Non laser procedures
- Conductive keratoplasty (CK): Conductive keratoplasty is a non laser refractive procedure used to correct presbyopia and low hypermetropia (+0.75D to +3.25D) with or without astigmatism (up to 0.75D). It uses radiofrequency energy to heat and shrink corneal collagen tissue. CK is contraindicated in pregnant/breastfeeding women, central corneal dystrophies and scarring, history of herpetic keratitis, type 1 diabetes etc.
- Automated lamellar keratoplasty (ALK): Hyperopic automated lamellar keratoplasty (H-ALK) and Homoplastic ALK are ALK procedures that corrects low to moderate hyperopia. Poor predictability and the risk of complications limits usefulness of these procedures.

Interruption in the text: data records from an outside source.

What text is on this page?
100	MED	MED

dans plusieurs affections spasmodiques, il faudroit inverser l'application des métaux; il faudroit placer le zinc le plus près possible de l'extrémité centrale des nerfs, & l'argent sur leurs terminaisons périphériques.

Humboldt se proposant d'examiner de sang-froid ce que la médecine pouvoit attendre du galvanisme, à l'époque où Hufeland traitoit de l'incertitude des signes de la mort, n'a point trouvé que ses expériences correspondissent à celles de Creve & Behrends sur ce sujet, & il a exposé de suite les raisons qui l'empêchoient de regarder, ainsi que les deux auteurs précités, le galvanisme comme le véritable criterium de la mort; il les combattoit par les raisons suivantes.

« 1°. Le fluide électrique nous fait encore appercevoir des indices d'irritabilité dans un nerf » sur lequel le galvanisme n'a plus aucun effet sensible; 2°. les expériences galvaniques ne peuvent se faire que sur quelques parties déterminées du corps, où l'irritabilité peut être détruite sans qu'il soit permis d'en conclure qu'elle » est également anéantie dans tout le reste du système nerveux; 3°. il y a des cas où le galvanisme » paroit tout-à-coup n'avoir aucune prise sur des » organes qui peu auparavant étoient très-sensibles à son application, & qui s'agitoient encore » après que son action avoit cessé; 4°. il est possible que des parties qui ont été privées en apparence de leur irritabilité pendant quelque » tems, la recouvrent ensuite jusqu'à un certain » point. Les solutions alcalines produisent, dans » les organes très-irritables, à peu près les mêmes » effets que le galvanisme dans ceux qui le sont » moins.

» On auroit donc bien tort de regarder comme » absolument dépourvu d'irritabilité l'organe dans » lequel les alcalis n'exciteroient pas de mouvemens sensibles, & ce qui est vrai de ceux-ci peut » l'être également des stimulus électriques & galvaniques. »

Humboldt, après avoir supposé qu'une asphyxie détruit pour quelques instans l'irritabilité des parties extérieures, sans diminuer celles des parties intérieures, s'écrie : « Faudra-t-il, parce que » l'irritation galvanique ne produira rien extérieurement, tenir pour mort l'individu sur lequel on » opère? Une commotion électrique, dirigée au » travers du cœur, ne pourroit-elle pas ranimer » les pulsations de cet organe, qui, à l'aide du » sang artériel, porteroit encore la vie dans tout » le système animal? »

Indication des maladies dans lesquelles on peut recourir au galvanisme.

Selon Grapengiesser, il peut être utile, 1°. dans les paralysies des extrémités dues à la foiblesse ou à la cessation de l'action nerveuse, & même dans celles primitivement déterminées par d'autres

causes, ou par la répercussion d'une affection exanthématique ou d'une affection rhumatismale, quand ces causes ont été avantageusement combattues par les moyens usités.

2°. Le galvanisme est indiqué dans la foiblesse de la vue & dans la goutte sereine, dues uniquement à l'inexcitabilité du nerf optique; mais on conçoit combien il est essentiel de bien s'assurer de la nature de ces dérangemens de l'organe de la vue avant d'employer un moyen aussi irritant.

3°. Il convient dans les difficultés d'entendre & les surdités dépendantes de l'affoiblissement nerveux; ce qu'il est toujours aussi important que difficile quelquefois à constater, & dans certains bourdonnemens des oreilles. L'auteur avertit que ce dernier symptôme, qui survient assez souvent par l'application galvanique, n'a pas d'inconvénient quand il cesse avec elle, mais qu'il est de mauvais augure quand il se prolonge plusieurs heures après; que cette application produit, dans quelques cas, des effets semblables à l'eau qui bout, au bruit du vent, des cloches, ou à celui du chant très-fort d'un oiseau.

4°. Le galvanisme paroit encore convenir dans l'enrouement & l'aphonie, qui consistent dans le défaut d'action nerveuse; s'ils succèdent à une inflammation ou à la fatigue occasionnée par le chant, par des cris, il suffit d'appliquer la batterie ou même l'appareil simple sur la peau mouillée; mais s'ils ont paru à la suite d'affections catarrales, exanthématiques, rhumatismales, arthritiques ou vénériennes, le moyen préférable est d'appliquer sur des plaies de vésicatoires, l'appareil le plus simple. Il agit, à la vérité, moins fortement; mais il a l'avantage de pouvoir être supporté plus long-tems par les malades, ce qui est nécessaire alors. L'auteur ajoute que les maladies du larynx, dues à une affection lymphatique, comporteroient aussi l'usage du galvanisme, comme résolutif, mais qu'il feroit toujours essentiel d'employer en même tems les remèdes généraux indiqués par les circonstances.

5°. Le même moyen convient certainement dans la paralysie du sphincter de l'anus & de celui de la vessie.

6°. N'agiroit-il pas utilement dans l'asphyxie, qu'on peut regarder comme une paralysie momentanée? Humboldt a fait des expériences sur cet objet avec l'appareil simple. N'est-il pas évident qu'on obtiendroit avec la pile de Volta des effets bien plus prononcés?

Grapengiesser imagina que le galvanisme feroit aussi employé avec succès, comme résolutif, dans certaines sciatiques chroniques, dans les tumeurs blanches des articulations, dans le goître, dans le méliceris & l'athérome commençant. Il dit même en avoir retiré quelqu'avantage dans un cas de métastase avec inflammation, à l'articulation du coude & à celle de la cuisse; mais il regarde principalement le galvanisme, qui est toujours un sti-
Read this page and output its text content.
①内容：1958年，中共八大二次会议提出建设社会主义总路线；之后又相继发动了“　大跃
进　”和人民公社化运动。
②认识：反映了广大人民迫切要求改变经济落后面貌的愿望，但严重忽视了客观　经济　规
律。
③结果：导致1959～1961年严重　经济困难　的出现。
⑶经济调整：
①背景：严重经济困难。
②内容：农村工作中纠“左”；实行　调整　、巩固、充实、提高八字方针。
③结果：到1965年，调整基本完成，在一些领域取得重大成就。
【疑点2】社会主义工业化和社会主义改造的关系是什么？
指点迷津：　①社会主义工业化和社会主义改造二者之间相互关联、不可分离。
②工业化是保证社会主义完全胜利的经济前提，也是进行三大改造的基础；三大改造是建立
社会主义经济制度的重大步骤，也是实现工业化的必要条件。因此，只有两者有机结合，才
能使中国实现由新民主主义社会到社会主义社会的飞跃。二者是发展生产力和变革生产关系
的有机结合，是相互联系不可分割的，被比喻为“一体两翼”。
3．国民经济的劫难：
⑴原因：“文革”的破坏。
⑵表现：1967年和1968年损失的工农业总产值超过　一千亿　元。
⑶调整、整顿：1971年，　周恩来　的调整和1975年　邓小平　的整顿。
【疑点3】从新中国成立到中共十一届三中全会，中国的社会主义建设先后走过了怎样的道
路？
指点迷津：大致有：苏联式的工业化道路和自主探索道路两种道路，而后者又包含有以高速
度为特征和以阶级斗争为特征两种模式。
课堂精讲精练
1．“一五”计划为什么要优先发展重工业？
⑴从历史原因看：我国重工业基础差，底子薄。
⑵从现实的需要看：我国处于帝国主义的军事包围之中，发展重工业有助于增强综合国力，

- Keratophakia and epi-keratophakia are another two non laser surgical procedures used to correct hypermetropia. Keratophakia is a surgical technique developed by Barraquer for treating high hypermetropia and aphakia. Poor predictability and induced irregular astigmatism are complications of these procedures.

==Etymology==
The term hyperopia comes from Greek ὑπέρ hyper "over" and ὤψ ōps "sight" (GEN ὠπός ōpos).